The Bobby Lees New Self
- Alternative |
- Garage |
- Punk |
- Rock
Release Date: June 12, 2026
Label: Epitaph
On New Self, the Bobby Lees confront anxiety, alienation, and personal transformation without losing rock and roll’s liberating spirit.
For more than a decade, punk rock has searched for bands capable of replenishing the sense of unpredictability. On New Self, the Bobby Lees make a convincing case they’ve been carrying that torch all along. The Woodstock, New York trio, led by vocalist and guitarist Sam Quartin alongside bassist Kendall Wind and drummer Macky Bowman, make their Epitaph debut sounding as feral as ever. But beneath the distortion, crushing melodies, and unrestrained energy lies a newfound confidence. Not the cocky kind though, the kind earned through survival.

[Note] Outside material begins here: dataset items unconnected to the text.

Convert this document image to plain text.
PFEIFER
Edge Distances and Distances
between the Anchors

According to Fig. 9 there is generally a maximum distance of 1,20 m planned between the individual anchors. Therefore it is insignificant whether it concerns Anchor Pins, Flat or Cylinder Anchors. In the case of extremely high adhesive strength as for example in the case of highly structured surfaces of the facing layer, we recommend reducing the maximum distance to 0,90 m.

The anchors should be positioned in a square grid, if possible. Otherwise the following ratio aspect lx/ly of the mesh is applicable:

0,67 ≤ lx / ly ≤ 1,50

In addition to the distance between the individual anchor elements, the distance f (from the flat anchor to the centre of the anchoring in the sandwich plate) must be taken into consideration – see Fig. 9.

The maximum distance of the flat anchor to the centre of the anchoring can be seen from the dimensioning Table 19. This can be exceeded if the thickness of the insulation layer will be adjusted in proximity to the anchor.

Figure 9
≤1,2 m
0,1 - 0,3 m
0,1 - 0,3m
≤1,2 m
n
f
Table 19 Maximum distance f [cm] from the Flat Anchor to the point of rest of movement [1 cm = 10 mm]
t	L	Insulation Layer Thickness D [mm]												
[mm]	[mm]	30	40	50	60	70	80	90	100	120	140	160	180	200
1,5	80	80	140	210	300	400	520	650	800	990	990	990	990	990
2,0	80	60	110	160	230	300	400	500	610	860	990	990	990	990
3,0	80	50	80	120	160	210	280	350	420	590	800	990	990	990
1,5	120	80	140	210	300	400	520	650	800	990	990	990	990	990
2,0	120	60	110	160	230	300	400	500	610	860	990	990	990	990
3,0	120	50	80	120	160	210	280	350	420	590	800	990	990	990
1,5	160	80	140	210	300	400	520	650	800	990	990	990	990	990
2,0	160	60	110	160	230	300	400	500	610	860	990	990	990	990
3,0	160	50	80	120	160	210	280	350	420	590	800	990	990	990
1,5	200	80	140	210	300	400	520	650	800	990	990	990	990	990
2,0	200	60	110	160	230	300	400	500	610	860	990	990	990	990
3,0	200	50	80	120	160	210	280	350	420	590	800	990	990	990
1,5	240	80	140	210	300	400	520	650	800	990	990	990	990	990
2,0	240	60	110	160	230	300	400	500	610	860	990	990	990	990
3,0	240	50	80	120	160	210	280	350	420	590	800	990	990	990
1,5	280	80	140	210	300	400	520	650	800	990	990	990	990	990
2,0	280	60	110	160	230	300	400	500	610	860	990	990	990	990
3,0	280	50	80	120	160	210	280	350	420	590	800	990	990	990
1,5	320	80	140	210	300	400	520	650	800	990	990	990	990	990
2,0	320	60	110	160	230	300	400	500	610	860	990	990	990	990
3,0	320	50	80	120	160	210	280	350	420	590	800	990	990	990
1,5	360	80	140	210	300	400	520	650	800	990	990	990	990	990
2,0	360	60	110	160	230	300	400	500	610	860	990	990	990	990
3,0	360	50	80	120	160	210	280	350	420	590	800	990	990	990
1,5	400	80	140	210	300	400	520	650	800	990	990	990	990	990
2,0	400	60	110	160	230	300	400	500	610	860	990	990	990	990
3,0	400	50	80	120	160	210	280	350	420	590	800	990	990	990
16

New Self sounds like a band emerging from uncertainty stronger and more self-assured than before. This is a band who knows they have nothing left to prove, but are going to prove it anyways, all while being intensely focused on embracing exactly who they are. In the end we get a record that’s both reckless and thoughtful, a rare balancing act in modern punk. That evolution is evident from the opening moments. “Napoleon” burns with a seething fire, fueled by Quartin’s over the top presence and the band’s obvious chemistry. Elsewhere, their unruly cover of PJ Harvey’s “50ft Queenie” transforms an early Nineties alt-rock classic into something definitely their own, equal parts homage and ownership.
What's always separated the Bobby Lees from many of their contemporaries is their ability to pair raw aggression with real passion. Their music carries the spirit of garage rock, the rage of punk, and the soul of blues, yet never feels trapped in any one dimension. On New Self the stakes feel higher than on any of their earlier releases, and the songwriting here reveals a band increasingly comfortable with letting vulnerability sit beside fury.
If punk rock’s original architects rewrote the rules of engagement in the 1970s, the Bobby Lees seem intent on reminding fans why those rules were broken in the first place. And why they still need to be broken today. New Self is loud, unruly, and unashamedly human, the sound of a band clawing its way across unstable ground and coming out stronger on the other side.